Это может только мужчина: иметь цель вне себя. Женщина — сама для себя цель и хочет быть ею для всего доступного мира. Она, конечно, старается, подражая мужчине, тоже завести себе интерес снаружи от себя — щипание корпий или там научные исследования, — но ей плохо удается это притворство. Она, Лариса, например, стала тогда играть в теннис из одной только ревности к мячу: ишь, предмет, игрушка, не имеющая никакой ответной силы любви, — а так всецело владеет сердцем человека! А она, женщина, уж она бы как отозвалась навстречу, но мужчине интереснее с мячом, чем с живой Ларисой.
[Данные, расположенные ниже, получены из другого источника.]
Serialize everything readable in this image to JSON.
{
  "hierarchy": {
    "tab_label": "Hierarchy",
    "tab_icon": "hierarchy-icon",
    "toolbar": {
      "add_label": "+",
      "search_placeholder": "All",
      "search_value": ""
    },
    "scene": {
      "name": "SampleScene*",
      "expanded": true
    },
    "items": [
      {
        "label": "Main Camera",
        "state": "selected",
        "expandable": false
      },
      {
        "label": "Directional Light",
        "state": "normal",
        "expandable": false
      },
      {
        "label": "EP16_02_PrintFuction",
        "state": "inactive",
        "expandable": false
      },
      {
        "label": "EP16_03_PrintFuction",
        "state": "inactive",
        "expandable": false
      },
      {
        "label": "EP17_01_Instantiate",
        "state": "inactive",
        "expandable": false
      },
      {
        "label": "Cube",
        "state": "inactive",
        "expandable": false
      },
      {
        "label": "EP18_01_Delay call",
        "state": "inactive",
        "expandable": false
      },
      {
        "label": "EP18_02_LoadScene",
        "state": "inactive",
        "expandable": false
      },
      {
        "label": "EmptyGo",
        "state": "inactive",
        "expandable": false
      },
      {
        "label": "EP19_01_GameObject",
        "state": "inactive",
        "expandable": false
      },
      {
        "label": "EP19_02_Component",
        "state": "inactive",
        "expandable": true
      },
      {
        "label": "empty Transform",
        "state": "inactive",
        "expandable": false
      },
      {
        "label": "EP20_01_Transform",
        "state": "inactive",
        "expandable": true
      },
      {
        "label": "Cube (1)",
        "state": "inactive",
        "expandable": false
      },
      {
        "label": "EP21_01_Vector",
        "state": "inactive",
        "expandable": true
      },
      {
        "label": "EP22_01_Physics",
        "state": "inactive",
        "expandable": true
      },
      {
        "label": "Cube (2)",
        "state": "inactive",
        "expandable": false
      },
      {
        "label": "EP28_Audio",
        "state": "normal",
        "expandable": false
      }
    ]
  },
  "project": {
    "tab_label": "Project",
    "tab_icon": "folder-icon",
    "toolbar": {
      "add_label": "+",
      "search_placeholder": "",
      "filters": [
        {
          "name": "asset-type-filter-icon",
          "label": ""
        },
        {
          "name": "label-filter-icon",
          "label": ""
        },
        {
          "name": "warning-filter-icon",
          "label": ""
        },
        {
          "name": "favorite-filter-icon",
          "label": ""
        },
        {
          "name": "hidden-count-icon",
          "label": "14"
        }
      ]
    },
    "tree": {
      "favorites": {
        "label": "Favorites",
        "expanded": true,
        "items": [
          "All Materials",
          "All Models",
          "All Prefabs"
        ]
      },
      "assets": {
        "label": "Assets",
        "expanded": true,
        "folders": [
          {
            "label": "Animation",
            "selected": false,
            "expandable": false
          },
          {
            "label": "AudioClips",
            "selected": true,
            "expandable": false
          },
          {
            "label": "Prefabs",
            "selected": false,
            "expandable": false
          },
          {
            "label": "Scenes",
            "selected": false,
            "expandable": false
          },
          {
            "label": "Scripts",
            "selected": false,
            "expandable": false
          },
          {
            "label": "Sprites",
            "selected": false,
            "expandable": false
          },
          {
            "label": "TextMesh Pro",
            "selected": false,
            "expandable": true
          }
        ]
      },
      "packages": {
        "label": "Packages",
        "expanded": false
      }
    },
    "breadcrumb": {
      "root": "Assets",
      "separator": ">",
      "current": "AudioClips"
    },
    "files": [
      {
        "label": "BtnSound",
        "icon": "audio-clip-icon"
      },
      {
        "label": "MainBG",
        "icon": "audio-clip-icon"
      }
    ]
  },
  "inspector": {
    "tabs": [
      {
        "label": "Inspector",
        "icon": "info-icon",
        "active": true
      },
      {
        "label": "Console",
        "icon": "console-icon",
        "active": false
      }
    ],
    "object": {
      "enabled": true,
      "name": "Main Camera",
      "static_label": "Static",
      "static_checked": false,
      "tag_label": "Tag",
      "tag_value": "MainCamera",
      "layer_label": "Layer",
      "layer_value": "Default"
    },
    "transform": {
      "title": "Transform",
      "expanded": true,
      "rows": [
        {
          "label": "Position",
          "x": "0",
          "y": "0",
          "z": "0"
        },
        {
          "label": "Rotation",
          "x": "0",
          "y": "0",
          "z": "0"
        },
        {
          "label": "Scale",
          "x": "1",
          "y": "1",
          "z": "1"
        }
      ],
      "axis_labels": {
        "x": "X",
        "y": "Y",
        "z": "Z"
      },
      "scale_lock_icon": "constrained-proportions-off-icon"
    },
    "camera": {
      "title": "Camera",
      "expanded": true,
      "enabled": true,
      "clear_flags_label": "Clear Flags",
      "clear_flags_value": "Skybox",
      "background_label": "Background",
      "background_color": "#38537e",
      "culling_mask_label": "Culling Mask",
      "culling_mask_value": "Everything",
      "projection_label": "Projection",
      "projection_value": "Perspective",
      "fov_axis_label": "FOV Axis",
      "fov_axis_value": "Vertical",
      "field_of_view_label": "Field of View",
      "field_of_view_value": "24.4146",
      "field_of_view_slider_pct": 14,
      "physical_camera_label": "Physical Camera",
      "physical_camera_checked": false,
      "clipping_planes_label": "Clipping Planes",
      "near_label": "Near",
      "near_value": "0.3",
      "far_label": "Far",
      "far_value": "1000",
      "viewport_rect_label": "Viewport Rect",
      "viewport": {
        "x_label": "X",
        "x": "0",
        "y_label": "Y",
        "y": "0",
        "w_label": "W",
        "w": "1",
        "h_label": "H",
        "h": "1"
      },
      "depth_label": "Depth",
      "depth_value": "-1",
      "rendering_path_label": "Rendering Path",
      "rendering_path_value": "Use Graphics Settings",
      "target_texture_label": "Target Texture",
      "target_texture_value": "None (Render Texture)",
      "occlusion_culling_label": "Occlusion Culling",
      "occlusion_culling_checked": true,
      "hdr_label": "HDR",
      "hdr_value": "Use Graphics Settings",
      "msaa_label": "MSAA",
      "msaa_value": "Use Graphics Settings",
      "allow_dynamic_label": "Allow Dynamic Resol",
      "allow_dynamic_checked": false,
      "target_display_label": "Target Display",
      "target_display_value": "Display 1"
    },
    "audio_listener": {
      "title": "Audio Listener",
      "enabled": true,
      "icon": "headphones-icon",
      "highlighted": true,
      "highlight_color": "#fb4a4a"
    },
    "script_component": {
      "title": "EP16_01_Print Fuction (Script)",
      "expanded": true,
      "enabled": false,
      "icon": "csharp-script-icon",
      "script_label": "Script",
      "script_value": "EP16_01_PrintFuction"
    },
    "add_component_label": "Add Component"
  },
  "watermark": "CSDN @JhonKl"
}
Тайна его: самозабвение. Он рвется служить чему-то вне себя. Женщина — только себе (особенно если она красивая женщина, которая ощущает себя конечной целью природы).

И тогда что она делает? Что делает женщина, борясь со своим соперником-мячом за мужчину? Начинает сама в этот мяч играть. Она действует безошибочно. Она отнимает мужчину так, что он и заметить не успеет. Вначале он думает, что это они объединились вместе любить мяч. Но постепенно она перетягивает его любовь, переводит этот луч на себя одну — и мяч становится ей больше не нужен. Мужчина отнят, отвоеван. Только не надо думать, что она действует сознательно — Боже мой, какое там у женщины сознание! Она никогда не знает, что делает, и, может, именно поэтому она все делает правильно.